After feeding my Sourdough for two weeks, finally came the time to try and make my first 100% homemade bread. Browsing the internet I found out that there are loads of pages and blogs dedicated to sourdough’s recipes. The best blog I could find is this (Viva la Focaccia). The author of the blog summaries all the main ponts of making a sourdough in this post, which I found extremely useful.

The recipe I used includes:

90g of sourdough (put the rest in a airtight container for next time you intend to make bread or pizza. Conserve it in the fridge)

80ml of warm water

90g of 00 flour.

Mix all the ingredients together, cover it and leave to raise for the whole night. I put the container in the oven with light on, which ensure a temperature of 25-30 degrees. The day after this dough should have doubled in volume.

In the morning mix the sourdough made the day before with

600g of 00 flour,

300ml of water,

1 tbs of sugar

6 gr salt

Always put the salt towards the end as it should not be in direct contact with any sort of yeast because it obstacles the raising process. Work the dough for around 10 minutes or more until you obtain a smooth dough all over. Working the mixture with energy allow to the gluten structure to become stronger and the bread to grow more during the cooking process. Put the dough in a container cover it and leave it to rest at a temperature of 25-30°C for at least 3 hours.

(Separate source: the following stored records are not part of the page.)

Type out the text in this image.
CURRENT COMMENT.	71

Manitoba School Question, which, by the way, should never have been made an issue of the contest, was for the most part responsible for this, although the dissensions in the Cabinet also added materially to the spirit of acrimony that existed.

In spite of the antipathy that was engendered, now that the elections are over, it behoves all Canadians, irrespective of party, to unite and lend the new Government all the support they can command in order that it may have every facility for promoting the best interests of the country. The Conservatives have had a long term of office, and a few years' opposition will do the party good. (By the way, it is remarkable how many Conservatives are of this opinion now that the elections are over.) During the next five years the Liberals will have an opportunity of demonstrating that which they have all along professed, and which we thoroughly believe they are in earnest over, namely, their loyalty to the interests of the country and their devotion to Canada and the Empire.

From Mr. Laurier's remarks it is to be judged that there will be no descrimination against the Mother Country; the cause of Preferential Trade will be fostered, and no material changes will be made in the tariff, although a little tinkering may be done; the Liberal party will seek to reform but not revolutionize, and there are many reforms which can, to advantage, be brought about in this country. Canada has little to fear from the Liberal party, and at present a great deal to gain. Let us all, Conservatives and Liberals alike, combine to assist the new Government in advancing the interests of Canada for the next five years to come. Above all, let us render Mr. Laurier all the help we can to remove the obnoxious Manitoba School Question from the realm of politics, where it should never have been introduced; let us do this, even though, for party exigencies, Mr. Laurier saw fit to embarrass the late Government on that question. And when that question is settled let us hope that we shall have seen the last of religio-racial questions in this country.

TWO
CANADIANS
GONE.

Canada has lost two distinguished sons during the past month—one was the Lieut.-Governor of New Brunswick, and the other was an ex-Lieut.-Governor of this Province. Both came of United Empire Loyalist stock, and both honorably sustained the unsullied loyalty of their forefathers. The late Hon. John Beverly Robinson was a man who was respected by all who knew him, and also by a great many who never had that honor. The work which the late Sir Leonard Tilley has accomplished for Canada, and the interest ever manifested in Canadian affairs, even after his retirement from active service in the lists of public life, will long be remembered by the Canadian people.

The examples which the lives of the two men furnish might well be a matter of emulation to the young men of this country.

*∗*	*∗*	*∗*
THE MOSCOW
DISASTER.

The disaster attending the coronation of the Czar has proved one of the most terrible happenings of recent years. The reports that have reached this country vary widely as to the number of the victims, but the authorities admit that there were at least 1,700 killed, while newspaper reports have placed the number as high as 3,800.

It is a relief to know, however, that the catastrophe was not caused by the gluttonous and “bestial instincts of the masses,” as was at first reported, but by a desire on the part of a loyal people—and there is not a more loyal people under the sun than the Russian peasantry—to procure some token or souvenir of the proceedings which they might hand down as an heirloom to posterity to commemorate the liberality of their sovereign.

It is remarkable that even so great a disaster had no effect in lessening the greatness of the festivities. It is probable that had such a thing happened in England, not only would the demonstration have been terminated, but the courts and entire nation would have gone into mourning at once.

After the 3 hours the volume should have doubled. “Fold” the dough in three parts like you would do for a t-shirt. Repeat the move for 2 or three times. This gives strength to the dough. In this way I already gave the final shape to the dough, therefore I put it on a baking tray, covered with a tea towel and some cling-film and left to rest inside the oven with the light on for a further 3 hours.

After the last part of the raising process the dough is ready to bake. Pre-heat the oven a 180°C cook for 30 minutes. Low the temperature to 170°C and cook for a further 30 minutes. Once the bread as a brow colour on the outside, switch off the oven and open the door to let some cold air in, which will optimize the cooking process of the bread. Leave to cook for a couple of hours of more before cutting it.

I know it seems to be an endless process jut to make some bread. But believe me the result is worth every single effort. I think my greatest satisfaction came from the taste of the bread and from the fact that is 100% home made with no weird chemicals contained in the dry yeast or in the breads you buy at the supermarket.